Traefik is used as a reverse proxy and TLS terminator. The Docker Compose services feature labels that are recognised and processed by Traefik, resulting in a simple yet effective service discovery. Each service has at least a label stating the desired virtual host under which it is going to respond. Traefik will create required Let's Encrypt certificates for TLS and forward requests for that host to the corresponding service.
Persistent data and backups
Docker containers are ephemeral by nature. If data should survive when a container gets replaced, it has to stored outside the container and mounted into the container. SATT uses Docker volumes to make persistance easy. Compared to host mounts, with volume mounts you don't have to deal e.g. with permission and owner issues in the container.

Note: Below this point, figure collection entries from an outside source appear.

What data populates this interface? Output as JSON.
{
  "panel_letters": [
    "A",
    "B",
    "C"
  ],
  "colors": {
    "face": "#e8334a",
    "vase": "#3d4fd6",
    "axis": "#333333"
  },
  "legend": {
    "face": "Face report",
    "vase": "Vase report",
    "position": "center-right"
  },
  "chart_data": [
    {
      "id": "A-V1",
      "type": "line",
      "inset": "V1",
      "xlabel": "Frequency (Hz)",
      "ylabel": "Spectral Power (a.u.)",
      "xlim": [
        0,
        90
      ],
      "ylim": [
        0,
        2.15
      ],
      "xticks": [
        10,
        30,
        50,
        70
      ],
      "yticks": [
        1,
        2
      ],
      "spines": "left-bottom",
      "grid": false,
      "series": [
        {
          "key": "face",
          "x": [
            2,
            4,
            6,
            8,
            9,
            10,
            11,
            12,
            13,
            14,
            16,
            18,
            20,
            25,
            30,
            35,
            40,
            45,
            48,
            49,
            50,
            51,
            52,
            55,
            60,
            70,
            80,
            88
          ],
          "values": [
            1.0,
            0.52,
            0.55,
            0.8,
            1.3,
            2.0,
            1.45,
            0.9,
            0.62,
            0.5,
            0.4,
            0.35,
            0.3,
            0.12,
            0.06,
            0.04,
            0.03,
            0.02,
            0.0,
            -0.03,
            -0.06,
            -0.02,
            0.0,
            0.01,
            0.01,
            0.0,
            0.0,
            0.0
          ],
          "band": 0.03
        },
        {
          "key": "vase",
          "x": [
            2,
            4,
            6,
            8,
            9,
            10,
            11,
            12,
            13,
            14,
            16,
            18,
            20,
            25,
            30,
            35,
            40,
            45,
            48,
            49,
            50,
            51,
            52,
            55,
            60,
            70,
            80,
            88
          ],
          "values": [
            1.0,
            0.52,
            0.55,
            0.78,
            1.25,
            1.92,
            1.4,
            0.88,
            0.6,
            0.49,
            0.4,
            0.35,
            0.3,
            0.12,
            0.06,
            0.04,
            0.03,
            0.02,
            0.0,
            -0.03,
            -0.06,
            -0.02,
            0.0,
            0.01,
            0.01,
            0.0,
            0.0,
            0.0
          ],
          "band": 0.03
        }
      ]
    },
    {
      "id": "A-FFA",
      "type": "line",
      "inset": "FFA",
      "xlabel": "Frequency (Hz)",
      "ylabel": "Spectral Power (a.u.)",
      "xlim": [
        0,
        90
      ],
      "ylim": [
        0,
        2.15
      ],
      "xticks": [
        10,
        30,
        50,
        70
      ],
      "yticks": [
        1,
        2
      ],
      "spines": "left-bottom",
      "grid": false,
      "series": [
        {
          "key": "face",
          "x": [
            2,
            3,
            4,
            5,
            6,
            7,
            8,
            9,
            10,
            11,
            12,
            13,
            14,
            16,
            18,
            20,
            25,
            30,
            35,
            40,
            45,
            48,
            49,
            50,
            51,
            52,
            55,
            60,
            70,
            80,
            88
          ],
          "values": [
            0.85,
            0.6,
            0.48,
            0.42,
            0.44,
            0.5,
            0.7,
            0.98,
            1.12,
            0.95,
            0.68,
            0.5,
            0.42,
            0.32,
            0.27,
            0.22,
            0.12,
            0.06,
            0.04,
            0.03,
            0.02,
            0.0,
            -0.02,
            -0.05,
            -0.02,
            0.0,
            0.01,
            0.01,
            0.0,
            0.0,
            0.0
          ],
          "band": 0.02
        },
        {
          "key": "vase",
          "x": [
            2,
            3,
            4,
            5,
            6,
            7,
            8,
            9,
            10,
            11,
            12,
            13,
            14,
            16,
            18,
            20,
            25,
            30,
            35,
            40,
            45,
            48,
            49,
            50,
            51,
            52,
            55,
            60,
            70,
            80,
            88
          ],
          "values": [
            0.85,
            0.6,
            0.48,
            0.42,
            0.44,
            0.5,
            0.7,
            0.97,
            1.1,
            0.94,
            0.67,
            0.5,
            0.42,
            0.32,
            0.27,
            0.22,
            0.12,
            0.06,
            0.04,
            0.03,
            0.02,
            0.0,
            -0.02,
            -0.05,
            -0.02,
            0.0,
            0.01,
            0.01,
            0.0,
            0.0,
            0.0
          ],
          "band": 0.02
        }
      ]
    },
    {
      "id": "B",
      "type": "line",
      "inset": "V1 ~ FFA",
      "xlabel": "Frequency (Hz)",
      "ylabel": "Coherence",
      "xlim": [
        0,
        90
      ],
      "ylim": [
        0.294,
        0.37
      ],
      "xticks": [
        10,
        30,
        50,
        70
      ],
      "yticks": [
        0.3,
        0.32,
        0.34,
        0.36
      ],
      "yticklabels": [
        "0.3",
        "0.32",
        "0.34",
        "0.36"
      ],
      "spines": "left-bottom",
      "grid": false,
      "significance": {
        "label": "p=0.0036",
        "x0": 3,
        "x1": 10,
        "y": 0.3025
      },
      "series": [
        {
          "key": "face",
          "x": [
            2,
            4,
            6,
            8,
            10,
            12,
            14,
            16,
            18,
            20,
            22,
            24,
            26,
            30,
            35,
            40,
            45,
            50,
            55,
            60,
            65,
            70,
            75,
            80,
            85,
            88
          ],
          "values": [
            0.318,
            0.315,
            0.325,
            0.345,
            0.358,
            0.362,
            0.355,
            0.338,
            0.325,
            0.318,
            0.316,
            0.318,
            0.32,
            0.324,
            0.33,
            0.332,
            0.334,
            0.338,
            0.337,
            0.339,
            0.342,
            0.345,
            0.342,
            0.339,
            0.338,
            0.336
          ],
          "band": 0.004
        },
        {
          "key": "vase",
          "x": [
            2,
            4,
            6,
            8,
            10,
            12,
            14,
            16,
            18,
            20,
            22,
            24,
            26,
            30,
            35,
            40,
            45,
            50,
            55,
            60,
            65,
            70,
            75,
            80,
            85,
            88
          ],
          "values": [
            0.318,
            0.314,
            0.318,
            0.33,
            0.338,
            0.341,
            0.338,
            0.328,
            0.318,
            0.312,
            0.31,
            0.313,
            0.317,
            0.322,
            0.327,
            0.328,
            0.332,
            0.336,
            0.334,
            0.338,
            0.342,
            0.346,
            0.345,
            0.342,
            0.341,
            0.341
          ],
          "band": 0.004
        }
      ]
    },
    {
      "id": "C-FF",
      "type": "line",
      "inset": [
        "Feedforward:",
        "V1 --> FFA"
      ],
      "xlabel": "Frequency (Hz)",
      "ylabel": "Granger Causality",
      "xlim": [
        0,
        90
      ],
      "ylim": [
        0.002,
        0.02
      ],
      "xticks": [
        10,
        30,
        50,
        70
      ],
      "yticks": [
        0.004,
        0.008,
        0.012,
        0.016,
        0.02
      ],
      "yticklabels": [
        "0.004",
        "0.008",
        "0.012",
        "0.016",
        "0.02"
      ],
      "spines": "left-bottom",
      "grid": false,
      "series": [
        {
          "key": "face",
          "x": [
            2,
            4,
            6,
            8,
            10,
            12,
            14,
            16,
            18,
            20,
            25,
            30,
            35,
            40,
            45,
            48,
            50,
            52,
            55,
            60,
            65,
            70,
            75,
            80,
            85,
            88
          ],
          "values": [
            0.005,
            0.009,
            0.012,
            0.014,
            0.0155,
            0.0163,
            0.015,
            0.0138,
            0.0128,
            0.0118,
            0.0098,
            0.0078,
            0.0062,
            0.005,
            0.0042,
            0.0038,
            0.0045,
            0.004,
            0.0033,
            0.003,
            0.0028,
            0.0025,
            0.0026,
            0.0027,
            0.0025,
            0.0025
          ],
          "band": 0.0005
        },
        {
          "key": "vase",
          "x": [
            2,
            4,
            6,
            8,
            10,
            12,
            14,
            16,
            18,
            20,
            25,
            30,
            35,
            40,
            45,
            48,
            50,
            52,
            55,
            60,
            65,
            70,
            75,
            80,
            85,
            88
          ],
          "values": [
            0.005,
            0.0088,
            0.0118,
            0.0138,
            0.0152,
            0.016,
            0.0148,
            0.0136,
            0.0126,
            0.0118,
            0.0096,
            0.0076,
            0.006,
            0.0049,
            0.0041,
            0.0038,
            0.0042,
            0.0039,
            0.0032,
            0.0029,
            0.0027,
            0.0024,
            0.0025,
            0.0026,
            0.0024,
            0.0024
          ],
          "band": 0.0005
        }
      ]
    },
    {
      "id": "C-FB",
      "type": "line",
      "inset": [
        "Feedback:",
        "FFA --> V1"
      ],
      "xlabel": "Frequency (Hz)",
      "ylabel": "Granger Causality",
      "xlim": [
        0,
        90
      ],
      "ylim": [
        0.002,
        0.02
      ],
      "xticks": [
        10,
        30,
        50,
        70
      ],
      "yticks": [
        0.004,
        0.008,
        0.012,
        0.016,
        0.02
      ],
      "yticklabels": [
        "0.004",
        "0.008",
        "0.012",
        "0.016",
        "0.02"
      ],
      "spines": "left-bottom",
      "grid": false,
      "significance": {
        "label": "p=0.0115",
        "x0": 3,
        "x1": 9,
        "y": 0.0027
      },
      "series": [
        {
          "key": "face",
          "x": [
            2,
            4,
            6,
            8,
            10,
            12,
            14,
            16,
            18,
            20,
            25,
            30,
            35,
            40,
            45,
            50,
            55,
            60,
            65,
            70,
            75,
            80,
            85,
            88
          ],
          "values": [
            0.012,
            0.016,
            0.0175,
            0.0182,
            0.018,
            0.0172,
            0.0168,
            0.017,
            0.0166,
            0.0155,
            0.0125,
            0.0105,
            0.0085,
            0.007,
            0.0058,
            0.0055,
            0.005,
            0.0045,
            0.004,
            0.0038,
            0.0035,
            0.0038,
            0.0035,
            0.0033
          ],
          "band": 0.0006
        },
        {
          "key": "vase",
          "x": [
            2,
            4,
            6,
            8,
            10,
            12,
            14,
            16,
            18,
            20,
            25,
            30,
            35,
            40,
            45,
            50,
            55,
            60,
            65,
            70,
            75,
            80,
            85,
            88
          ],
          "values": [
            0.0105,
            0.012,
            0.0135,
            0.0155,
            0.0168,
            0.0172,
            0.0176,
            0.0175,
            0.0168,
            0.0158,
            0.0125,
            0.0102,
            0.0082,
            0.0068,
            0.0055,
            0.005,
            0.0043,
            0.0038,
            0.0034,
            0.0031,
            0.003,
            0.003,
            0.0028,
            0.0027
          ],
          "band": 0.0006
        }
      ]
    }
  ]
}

Backups are currently only supported for Nextcloud and provided by Restic, specifically restic-compose-backup (rcb). With rcb you can backup static volumes but also the relational databases MySQL, MariaDB and Postgres using the corresponding DB dump commands.
Persistent volumes that need to be backed up will be labeled in a way that rcb will find them and also whether it is one of the DBs above which should be backed up.
Restic assumes untrusted environments, hence backups are always encrypted using modern algorithms. See their website for further details.